People seemed to love Chuck and Buck. They thought it was witty and edgy. I thought it was just embarrassing and borderline homophobic. No, make that out and out homophobic. White at his most typical is involved in movies of the kind I've called Todd Solondz lite. (I am not the sole user of this term.) In such movies strange people get involved in situations that are uncomfortable to watch, but it's never made clear what we're supposed to think; the filmmakers themselves don't seem to be able to make up their minds. White is just being a little different, avoiding either being earnest or being witty. The titillation people get out of his work is that they laugh, and then wonder if they're supposed to, and they find that interesting.

Year of the Dog is not earnest and it's not witty. It doesn't know what it wants to be or what its main character is meant to be. Can she be both ridiculous and pathetic? Can we laugh at her and still sympathize with her? Why would we want to sympathize? These are typical Solondz lite questions. Peggy (comedy actress Molly Shannon, and not a very interesting actress or someone you want to look at through a whole movie) is an office worker who has no life. She is forty-something but has never dated, and her emotional world begins and ends with her pet dog, Pencil. Pencil eats something he shouldn't and dies and Peggy is devastated. She begins behaving strangely, overacting her dog love. She starts helping out with people who get people to adopt dogs. She adopts a vicious German shepherd and gets a guy named Newt (Peter Sarsgaard) from the vet's to train him. When that leads to disaster on the canine and human fronts she becomes wackier. She steals funds from the office to donate to animal rights organizations and winds up adopting fifteen dogs from the pound. Along the way she has dated her neighbor, Al (John C. Reilly), who is contrasted with Newt. Newt is a sensitive soul who's also dysfunctional, "celibate," but unable to have a relationship "with a woman, or with a man." He's a vegan and Peggy becomes one, at that time imagining that she and Newt may become a couple. Al loves hunting and meat. Peggy gets into serious trouble, including a hostile situation with Newt, but then is forgiven and gets her job back despite embezzling company funds. If the story was turning dark at some points, it goes all mushy at the end. That is a routine Solodnz lite ending; but while some such movies have been surprising and thought-provoking, this one is simply odd and irritating and hard to sit through.
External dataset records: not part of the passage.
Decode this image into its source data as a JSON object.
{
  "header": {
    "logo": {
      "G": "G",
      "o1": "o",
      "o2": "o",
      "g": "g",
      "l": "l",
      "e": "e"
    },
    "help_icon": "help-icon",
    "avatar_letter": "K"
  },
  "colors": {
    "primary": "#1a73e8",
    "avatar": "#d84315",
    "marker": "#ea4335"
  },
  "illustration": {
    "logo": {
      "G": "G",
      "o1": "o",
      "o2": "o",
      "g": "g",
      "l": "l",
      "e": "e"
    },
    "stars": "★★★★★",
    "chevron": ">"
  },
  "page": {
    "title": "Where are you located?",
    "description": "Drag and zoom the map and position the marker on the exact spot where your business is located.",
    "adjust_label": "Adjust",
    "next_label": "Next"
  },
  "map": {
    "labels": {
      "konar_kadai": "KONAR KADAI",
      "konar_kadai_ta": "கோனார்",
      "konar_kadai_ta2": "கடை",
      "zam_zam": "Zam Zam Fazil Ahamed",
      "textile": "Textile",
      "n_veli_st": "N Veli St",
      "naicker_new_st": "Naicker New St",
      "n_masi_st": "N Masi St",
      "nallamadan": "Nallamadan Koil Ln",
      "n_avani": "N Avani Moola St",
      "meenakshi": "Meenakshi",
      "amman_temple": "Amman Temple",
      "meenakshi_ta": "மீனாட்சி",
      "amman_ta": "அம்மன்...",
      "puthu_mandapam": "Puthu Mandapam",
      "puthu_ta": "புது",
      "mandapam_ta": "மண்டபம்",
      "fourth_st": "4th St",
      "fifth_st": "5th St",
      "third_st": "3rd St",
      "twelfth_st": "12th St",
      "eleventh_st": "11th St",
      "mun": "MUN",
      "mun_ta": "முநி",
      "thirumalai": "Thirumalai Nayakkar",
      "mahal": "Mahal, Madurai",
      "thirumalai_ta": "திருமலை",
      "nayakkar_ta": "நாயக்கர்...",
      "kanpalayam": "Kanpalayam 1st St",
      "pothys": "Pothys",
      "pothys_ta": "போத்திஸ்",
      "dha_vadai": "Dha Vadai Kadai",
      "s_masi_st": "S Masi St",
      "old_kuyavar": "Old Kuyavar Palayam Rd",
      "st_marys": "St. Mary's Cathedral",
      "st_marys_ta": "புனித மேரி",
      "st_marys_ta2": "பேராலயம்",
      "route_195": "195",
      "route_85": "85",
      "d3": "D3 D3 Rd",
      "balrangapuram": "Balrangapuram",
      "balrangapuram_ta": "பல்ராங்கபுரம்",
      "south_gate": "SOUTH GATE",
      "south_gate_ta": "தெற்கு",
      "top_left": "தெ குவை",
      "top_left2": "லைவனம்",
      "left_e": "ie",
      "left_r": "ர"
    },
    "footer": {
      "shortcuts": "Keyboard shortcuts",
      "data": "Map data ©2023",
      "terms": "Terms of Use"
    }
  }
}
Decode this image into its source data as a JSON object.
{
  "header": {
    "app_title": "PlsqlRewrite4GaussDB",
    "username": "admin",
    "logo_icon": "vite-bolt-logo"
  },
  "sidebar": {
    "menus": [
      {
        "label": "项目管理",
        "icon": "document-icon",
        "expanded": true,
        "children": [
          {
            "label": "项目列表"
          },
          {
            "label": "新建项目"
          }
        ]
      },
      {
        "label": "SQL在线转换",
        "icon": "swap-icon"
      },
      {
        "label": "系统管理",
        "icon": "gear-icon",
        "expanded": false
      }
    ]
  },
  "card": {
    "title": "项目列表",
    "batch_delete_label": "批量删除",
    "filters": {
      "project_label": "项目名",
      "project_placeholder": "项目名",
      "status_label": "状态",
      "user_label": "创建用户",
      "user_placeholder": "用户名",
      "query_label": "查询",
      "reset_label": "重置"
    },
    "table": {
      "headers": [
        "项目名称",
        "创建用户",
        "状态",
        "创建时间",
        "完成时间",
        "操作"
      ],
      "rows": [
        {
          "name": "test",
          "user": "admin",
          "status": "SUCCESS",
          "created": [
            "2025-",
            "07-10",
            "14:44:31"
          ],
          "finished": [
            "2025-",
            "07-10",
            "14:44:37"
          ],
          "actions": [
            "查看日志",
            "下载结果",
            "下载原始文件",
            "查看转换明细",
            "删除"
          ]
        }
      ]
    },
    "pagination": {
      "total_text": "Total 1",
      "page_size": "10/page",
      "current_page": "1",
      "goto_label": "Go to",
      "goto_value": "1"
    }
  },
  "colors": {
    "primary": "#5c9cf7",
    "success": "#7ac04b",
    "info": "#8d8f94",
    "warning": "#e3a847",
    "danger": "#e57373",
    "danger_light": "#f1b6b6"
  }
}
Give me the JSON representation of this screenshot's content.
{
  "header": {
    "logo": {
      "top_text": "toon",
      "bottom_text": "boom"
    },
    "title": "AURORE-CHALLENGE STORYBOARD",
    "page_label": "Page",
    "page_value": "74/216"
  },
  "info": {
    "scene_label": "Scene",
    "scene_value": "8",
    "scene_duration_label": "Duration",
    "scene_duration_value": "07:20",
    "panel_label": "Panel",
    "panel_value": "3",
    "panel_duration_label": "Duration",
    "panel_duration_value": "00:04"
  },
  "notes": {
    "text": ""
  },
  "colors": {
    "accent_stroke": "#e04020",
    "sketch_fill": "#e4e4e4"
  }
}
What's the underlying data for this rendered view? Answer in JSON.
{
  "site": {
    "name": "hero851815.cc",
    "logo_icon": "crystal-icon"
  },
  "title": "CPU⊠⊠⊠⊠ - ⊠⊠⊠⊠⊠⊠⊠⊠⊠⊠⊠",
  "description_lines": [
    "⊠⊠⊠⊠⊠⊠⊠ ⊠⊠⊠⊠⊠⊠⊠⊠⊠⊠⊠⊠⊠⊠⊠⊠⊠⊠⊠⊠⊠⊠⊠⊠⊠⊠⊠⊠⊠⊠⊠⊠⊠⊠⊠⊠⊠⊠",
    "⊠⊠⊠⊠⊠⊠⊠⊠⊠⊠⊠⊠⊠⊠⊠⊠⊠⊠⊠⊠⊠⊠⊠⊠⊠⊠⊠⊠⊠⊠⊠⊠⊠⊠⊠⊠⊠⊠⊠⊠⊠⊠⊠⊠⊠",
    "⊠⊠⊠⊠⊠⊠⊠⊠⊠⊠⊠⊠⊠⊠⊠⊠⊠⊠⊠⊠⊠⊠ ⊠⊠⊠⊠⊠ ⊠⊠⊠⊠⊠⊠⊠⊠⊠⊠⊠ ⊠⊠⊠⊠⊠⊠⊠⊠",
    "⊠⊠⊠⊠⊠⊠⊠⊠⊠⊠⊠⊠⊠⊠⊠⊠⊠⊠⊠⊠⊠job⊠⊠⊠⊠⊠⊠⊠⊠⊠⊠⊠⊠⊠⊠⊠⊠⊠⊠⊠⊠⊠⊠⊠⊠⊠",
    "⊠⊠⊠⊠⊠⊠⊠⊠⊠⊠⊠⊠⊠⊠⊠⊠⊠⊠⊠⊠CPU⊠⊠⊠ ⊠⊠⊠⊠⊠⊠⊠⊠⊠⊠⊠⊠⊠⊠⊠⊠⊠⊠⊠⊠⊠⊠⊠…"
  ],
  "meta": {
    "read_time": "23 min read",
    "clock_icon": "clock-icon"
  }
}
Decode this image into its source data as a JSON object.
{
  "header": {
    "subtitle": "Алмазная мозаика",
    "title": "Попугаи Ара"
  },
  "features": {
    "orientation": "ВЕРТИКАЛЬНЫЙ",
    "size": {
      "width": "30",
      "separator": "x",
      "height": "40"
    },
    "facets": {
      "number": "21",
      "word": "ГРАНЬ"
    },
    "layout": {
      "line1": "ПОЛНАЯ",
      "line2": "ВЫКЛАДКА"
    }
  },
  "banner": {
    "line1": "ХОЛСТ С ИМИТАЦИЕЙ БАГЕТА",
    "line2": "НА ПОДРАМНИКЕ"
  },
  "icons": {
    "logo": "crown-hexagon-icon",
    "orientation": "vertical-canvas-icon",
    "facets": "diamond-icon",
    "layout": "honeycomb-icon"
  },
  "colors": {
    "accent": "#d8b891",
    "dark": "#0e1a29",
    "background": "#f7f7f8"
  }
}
There are excruciating things in Year of the Dog but also implausible ones. It seems unlikely that Peggy's sister-in-law Bret (Laura Dern), who seems to represent the overprotective mother (and little else), should have a whole rack of fur coats, just to annoy Peggy. White is pushing around advocacies and dysfunctionalities randomly rather than representing reality or telling a story. One increasingly has the feeling of being inside a hermetic bubble containing White's preoccupations and observations that's completely artificial and not very interesting, just uncomfortable. This seems a hell of a way to make a movie, but people laugh at it, because they don't know what else to do, and the fact that they don't know why they're laughing makes them think this is an original kind of humor.